19. "I will continue giving to you the keys [note: = means of locking or unlocking] which have their origin and source in the reign and activities of the heavens
(or: which pertain to and have the characteristics of the kingdom of the heavens; or: which belong to the sovereignty from the atmospheres; or, as a genitive of apposition: the keys which are the sovereign reign of the heavens). And so, whatever you can (or: may; should) bind upon the earth will continue being [something] having been bound, and still remaining bound, within the midst of the heavens (or: in the atmospheres). Also, whatever you can (or: may; should) loose upon the earth will continue being [something] having been loosed (unbound; untied), and remaining free of bonds, within the midst of the heavens (or: in the atmospheres)."

Edgar Foster said...

I truly hate to be overly critical when I see folks trying to make the Bible understandable or more widespread for others. However, much of this translation is interpretive; for example, "the keys . . . which have their origin and source in the reign and activities of the heavens"

But maybe the intent is to be interpretive rather than functional.

"the keys are the sovereign reign from heaven" is also highly interpretive. Yet I like the "having been loosed" and "having been bound" although the "continue being" is questionable.

Edgar Foster said...

δώσω is future, so why "I will continue giving to you"?

ἔσται is also future but it's rendered "will continue being . . . "

Edgar Foster said...

On the future "tense" in Greek:

"The 'future' and the 'present' do connote time so far as the name is concerned, but not even the names of the other 'tenses' express the notion of time: the name 'imperfect' connotes incompleted action and 'perfect' completed, while 'aorist' (privative A and hORIZW 'define, determine') connotes simply the action without further determination. Hence the very names of the 'tenses' warn us to distinguish carefully between the notion of the time of an action and of the manner in which the action is regarded, its 'aspect'. In fact, 'aspect' is an essential element of the Greek 'tenses' (leaving out of account the future) and hence is always distinguished by the form, whereas the time of actions is expressed in the indicative only, and in the other moods is either lacking or secondary" (Zerwick, Biblical Greek Illustrated by Examples, p. 77. Inverted commas in original).

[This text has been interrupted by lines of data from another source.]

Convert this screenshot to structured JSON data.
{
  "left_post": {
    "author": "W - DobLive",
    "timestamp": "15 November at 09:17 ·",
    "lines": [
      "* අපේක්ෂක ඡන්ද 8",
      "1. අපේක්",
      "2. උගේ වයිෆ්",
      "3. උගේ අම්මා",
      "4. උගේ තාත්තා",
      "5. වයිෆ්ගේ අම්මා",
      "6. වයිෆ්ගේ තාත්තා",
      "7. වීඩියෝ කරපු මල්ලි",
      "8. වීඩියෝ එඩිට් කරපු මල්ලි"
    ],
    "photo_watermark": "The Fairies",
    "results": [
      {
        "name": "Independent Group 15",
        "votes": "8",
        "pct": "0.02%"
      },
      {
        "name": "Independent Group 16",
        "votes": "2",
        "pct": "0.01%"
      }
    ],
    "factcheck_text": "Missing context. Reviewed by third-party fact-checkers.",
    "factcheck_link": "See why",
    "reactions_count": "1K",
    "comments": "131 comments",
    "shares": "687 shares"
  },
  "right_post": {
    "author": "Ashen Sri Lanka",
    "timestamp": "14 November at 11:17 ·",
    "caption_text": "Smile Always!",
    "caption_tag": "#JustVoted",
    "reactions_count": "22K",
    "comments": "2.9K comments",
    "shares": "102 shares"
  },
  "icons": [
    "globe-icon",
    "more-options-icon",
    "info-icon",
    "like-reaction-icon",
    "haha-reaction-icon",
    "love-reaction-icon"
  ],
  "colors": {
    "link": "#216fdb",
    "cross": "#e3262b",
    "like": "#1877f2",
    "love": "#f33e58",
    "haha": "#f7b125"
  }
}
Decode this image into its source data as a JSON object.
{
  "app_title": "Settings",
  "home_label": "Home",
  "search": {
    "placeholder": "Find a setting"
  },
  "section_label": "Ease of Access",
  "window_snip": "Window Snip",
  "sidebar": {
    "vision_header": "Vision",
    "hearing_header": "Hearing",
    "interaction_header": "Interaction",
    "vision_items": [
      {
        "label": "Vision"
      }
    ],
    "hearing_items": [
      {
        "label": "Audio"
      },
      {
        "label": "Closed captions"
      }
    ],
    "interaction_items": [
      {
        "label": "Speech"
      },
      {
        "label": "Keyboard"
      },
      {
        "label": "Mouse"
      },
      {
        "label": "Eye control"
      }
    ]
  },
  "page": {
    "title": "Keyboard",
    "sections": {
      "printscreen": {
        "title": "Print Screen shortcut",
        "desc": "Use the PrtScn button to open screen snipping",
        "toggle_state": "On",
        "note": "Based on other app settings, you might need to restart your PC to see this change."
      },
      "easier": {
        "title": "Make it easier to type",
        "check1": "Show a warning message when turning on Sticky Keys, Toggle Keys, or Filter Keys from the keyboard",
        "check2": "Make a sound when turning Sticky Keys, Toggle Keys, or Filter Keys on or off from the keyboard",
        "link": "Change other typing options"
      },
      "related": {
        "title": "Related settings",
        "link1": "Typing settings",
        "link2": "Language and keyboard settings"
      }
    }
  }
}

Yet Richard Young states: "There is good support for the contention that the morphological features associated with Greek tense indicate only aspect, not time, and that time is established by the context rather than grammatical form (cf. Porter 1989:76-83; McKay 1981:290, 296). If this contention is correct, then it would be misleading to retain the term 'tense'" (Richard Young, Intermediate NT Greek, 105).

Duncan said...

As you say - both future tense.

I wonder if his decision is somehow tied to Acts 18:9,10?